Anyway, these are not new thoughts. I think the important thing is the emergence through these studies of a kind of simplicity in the organization of the prefrontal cortex, at least with respect to planning and carrying out time-related activities. It may be an interesting developmental analogue to other areas of the cortex, such as the sensory and motor cortices (each consisting of a homuncular map of the body) and the visual cortex (which includes a map of the visual field).
References:
Koechlin E, Jubault T. 2006. Broca's area and the hierarchical organization of human behavior.
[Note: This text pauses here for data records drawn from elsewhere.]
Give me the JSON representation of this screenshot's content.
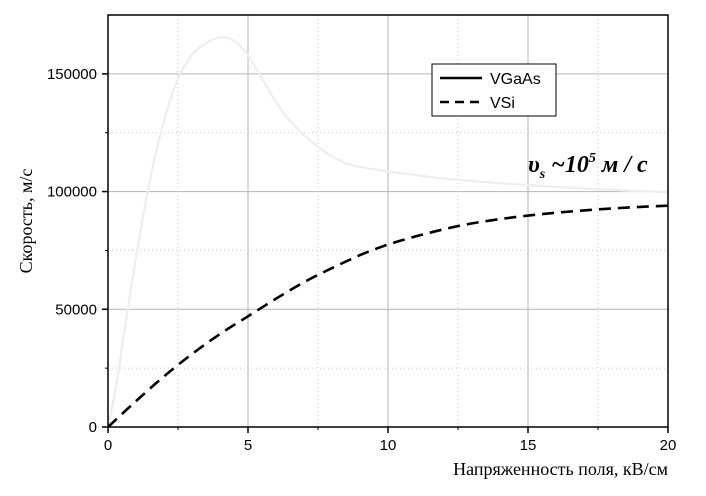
{
  "chart_data": {
    "type": "line",
    "xlabel": "Напряженность поля, кВ/см",
    "ylabel": "Скорость, м/с",
    "xlim": [
      0,
      20
    ],
    "ylim": [
      0,
      175000
    ],
    "xticks": [
      0,
      5,
      10,
      15,
      20
    ],
    "yticks": [
      0,
      50000,
      100000,
      150000
    ],
    "xtick_labels": [
      "0",
      "5",
      "10",
      "15",
      "20"
    ],
    "ytick_labels": [
      "0",
      "50000",
      "100000",
      "150000"
    ],
    "grid": true,
    "legend_position": "top-right",
    "annotation": {
      "base": "υ",
      "sub": "s",
      "mid": " ~10",
      "sup": "5",
      "tail": " м / с"
    },
    "series": [
      {
        "name": "VGaAs",
        "legend_style": "solid",
        "color": "#eeeeee",
        "x": [
          0,
          0.3,
          0.6,
          1,
          1.5,
          2,
          2.5,
          3,
          3.5,
          4,
          4.5,
          5,
          5.5,
          6,
          6.5,
          7,
          7.5,
          8,
          8.5,
          9,
          10,
          11,
          12,
          13,
          14,
          15,
          16,
          17,
          18,
          19,
          20
        ],
        "y": [
          0,
          18000,
          42000,
          72000,
          105000,
          130000,
          148000,
          158000,
          163000,
          165500,
          164000,
          158000,
          148000,
          138000,
          130000,
          124000,
          119000,
          115000,
          112000,
          110500,
          108500,
          107000,
          105500,
          104500,
          103500,
          102800,
          102000,
          101300,
          100700,
          100200,
          99800
        ]
      },
      {
        "name": "VSi",
        "legend_style": "dashed",
        "color": "#000000",
        "x": [
          0,
          1,
          2,
          3,
          4,
          5,
          6,
          7,
          8,
          9,
          10,
          11,
          12,
          13,
          14,
          15,
          16,
          17,
          18,
          19,
          20
        ],
        "y": [
          0,
          11000,
          21500,
          31000,
          39500,
          47000,
          54500,
          61500,
          67500,
          73000,
          77500,
          81000,
          84000,
          86500,
          88300,
          89800,
          91000,
          92000,
          92800,
          93500,
          94000
        ]
      }
    ]
  }
}
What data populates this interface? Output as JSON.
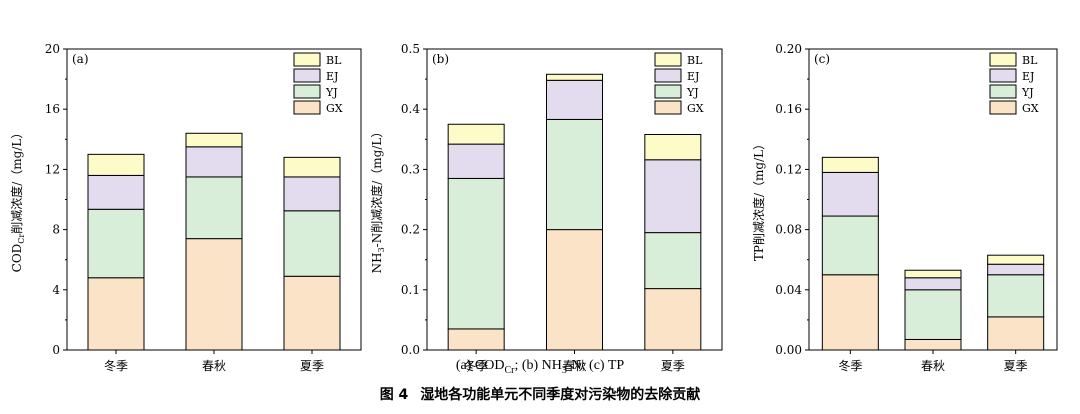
{
  "colors": {
    "GX": "#fbe3c8",
    "YJ": "#d8eed8",
    "EJ": "#e2dcee",
    "BL": "#fdfbc8",
    "stroke": "#000000"
  },
  "legend_order": [
    "BL",
    "EJ",
    "YJ",
    "GX"
  ],
  "stack_order": [
    "GX",
    "YJ",
    "EJ",
    "BL"
  ],
  "chart_data": [
    {
      "type": "bar",
      "stacked": true,
      "panel": "(a)",
      "ylabel": "COD",
      "ylabel_sub": "Cr",
      "ylabel_rest": "削减浓度/（mg/L）",
      "ylim": [
        0,
        20
      ],
      "yticks": [
        "0",
        "4",
        "8",
        "12",
        "16",
        "20"
      ],
      "categories": [
        "冬季",
        "春秋",
        "夏季"
      ],
      "series": [
        {
          "name": "GX",
          "values": [
            4.8,
            7.4,
            4.9
          ]
        },
        {
          "name": "YJ",
          "values": [
            4.55,
            4.1,
            4.35
          ]
        },
        {
          "name": "EJ",
          "values": [
            2.25,
            2.0,
            2.25
          ]
        },
        {
          "name": "BL",
          "values": [
            1.4,
            0.9,
            1.3
          ]
        }
      ]
    },
    {
      "type": "bar",
      "stacked": true,
      "panel": "(b)",
      "ylabel": "NH",
      "ylabel_sub": "3",
      "ylabel_rest": "-N削减浓度/（mg/L）",
      "ylim": [
        0,
        0.5
      ],
      "yticks": [
        "0.0",
        "0.1",
        "0.2",
        "0.3",
        "0.4",
        "0.5"
      ],
      "categories": [
        "冬季",
        "春秋",
        "夏季"
      ],
      "series": [
        {
          "name": "GX",
          "values": [
            0.035,
            0.2,
            0.102
          ]
        },
        {
          "name": "YJ",
          "values": [
            0.25,
            0.183,
            0.093
          ]
        },
        {
          "name": "EJ",
          "values": [
            0.057,
            0.065,
            0.121
          ]
        },
        {
          "name": "BL",
          "values": [
            0.033,
            0.01,
            0.042
          ]
        }
      ]
    },
    {
      "type": "bar",
      "stacked": true,
      "panel": "(c)",
      "ylabel": "TP削减浓度/（mg/L）",
      "ylabel_sub": "",
      "ylabel_rest": "",
      "ylim": [
        0,
        0.2
      ],
      "yticks": [
        "0.00",
        "0.04",
        "0.08",
        "0.12",
        "0.16",
        "0.20"
      ],
      "categories": [
        "冬季",
        "春秋",
        "夏季"
      ],
      "series": [
        {
          "name": "GX",
          "values": [
            0.05,
            0.007,
            0.022
          ]
        },
        {
          "name": "YJ",
          "values": [
            0.039,
            0.033,
            0.028
          ]
        },
        {
          "name": "EJ",
          "values": [
            0.029,
            0.008,
            0.007
          ]
        },
        {
          "name": "BL",
          "values": [
            0.01,
            0.005,
            0.006
          ]
        }
      ]
    }
  ],
  "caption": {
    "sub_a": "(a) COD",
    "sub_a_sub": "Cr",
    "sub_b": "; (b) NH",
    "sub_b_sub": "3",
    "sub_c": "-N; (c) TP",
    "fig_no": "图 4",
    "fig_title": "湿地各功能单元不同季度对污染物的去除贡献"
  }
}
Neuron 50:963-974.DOI link
Top-down versus bottom-up attention
This article in last week's Science seems interesting:
Top-Down Versus Bottom-Up Control of Attention in the Prefrontal and Posterior Parietal Cortices
Timothy J. Buschman and Earl K. Miller
Attention can be focused volitionally by "top-down" signals derived from task demands and automatically by "bottom-up" signals from salient stimuli. The frontal and parietal cortices are involved, but their neural activity has not been directly compared. Therefore, we recorded from them simultaneously in monkeys. Prefrontal neurons reflected the target location first during top-down attention, whereas parietal neurons signaled it earlier during bottom-up attention. Synchrony between frontal and parietal areas was stronger in lower frequencies during top-down attention and in higher frequencies during bottom-up attention. This result indicates that top-down and bottom-up signals arise from the frontal and sensory cortex, respectively, and different modes of attention may emphasize synchrony at different frequencies.
At the end, they speculate that this difference in frequency has to do with the greater transmissibility of low frequency signals across different areas.